HAWQ取代传统数仓实践(十一)——维度表技术之维度合并
有一种合并维度的情况,就是本来属性相同的维度,因为某种原因被设计成重复的维度属性。例如,在销售订单示例中,随着数据仓库中维度的增加,我们会发现有些通用的数据存在于多个维度中。客户维度的客户地址相关信息、送货地址相关信息里都有邮编、城市和省份。下面说明如何把客户维度里的两个邮编相关信息合并到一个新的维度中。
一、修改数据仓库表结构
为了合并维度,需要改变数据仓库表结构。图1显示了修改后的结构。新增了一个zip_code_dim邮编信息维度表,sales_order_fact事实表的结构也做了相应的修改。

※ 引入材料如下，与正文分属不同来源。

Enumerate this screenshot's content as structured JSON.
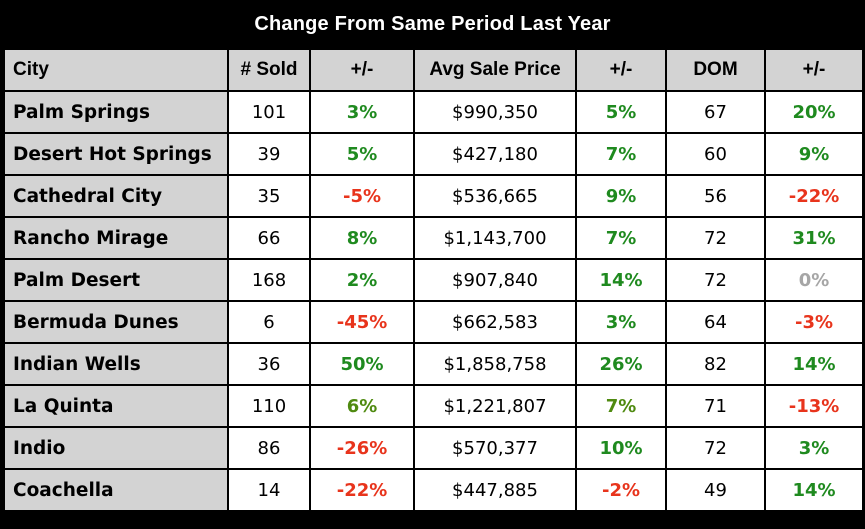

zip_code_dim维度表与销售订单事实表相关联。这个关系替换了事实表与客户维度的关系。sales_order_fact表需要两个关系,一个关联到客户地址邮编,另一个关联到送货地址邮编,相应的增加了两个外键字段。假设邮编相关信息不会修改,因此zip_code_dim表中没有是否删除、版本号、生效日期等SCD属性。
下面的脚本用于修改数据仓库模式,所做的修改如下。
- 创建邮编维度表zip_code_dim。
- 初始装载邮编相关数据。
- 基于zip_code_dim表创建v_customer_zip_code_dim和v_shipping_zip_code_dim视图。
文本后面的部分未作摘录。